How do you deploy and scale the transcription? Is it on GPU, which model variant?

I also built a whisper transcription app: modal.com/docs/guide/whisper-transcriber. It can do serverless CPU transcription on-demand. You can check it out and borrow from it if it's useful. The code is open-source.r

PS.: Yes this does violate rule 5 (promote on weekends). I violated the same rule when I posted my whisper app :)

t0mkaka OP t1_iyko74k wrote on December 2, 2022 at 2:33 AM

Yes, It's on GPU. I used tiny and medium. I haven't tried large because I wanted to run fast. I tried for 3-4 days to parallelize and was inpired by your post also and one by Assembly who demoed with parallelized.

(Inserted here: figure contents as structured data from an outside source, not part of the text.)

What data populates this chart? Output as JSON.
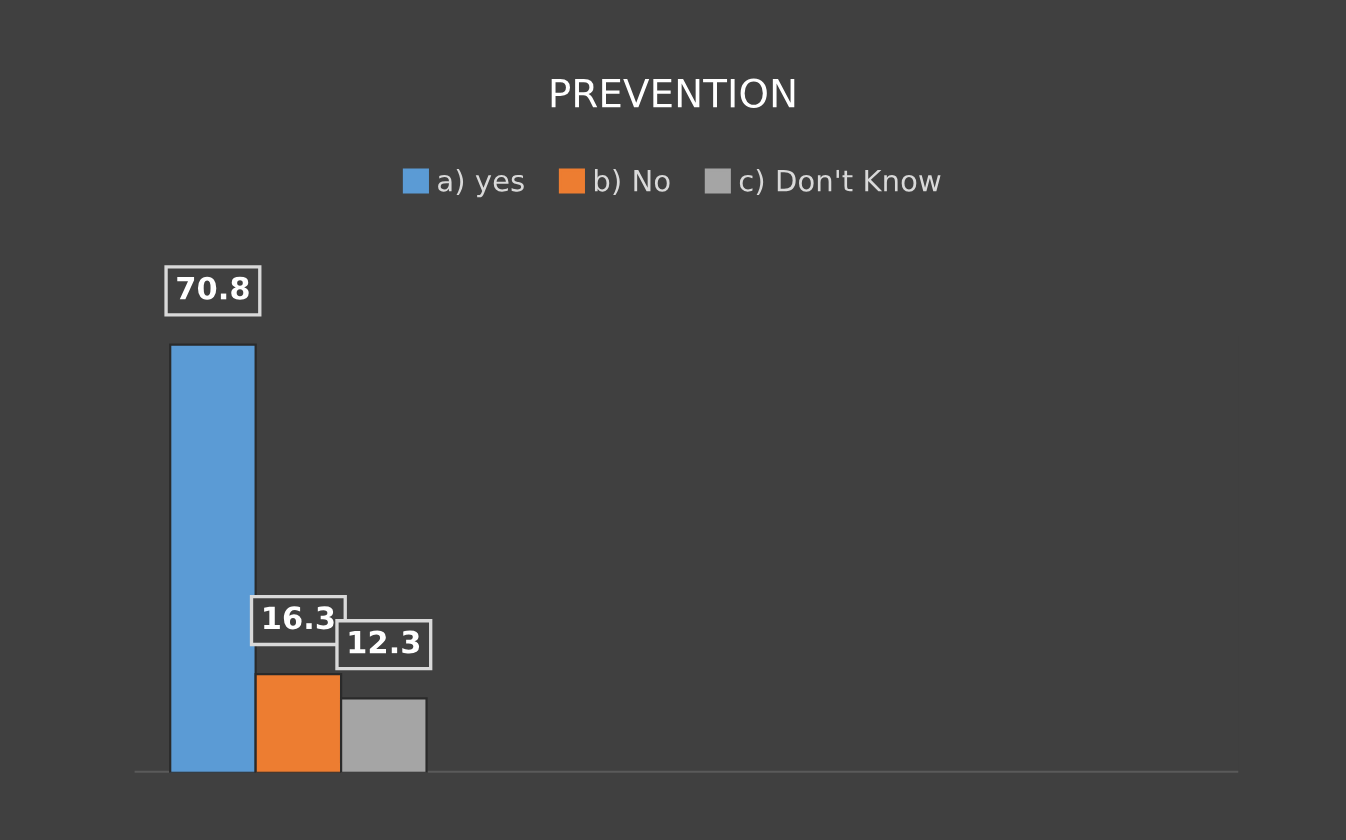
{
  "chart_data": {
    "type": "bar",
    "title": "PREVENTION",
    "categories": [
      null
    ],
    "series": [
      {
        "name": "a) yes",
        "color": "#5b9bd5",
        "values": [
          70.8
        ]
      },
      {
        "name": "b) No",
        "color": "#ed7d31",
        "values": [
          16.3
        ]
      },
      {
        "name": "c) Don't Know",
        "color": "#a5a5a5",
        "values": [
          12.3
        ]
      }
    ],
    "data_labels": true,
    "legend": "top"
  }
}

But unfortunately, I was not able to parallelize. Whisper uses 30 seconds clips and then for the next 30 seconds it passes the last 30 seconds text as prompt. Since podcasts are not cut out in 30 seconds so I needed to enter the prompt in anycase. I cannot transcribe them independently.

I deploy on vast.ai for cheap GPU usage in a day and run 2 models parallely. The GPU memory usage is low around 30% but the GPU CPU usage goes to full and then speed begins to fall after 2 parallel models. So I run 2 inference runs per GPU. I have used only 1 GPU at the moment and not scaled it but it should not be tough task now.

thundergolfer t1_iyocw2v wrote on December 2, 2022 at 10:04 PM

Thanks for the details.

> one by Assembly who demoed with parallelized.

What was this demo? Got a link?

t0mkaka OP t1_iypil3i wrote on December 3, 2022 at 3:36 AM

https://www.assemblyai.com/blog/how-to-run-openais-whisper-speech-recognition-model/

Here. Search for same link on reddit r/MachineLearning you fill find the original post also.

TheMrZZ0 t1_iyou3a8 wrote on December 3, 2022 at 12:16 AM

I'm curious - what's the source of the data? Being able to add 1400h of new content every day sound great.

t0mkaka OP t1_iypifl5 wrote on December 3, 2022 at 3:35 AM

Audio files I download from the links in the RSS feed. Then I am generating the transcripts using whisper. Not always great but it works most of the time.

Chintan_Mehta t1_j1yeks2 wrote on December 28, 2022 at 8:48 AM

>I also use auto highlighting to highlight important segments of podcast using Wink NLP

Can you elaborate more on this? How do you do it and have the results been always good? I want to do similar work for my own personal project on research papers and it would be great if I could see the code as well (I'm a student and its difficult for me to understand everything from conversation!)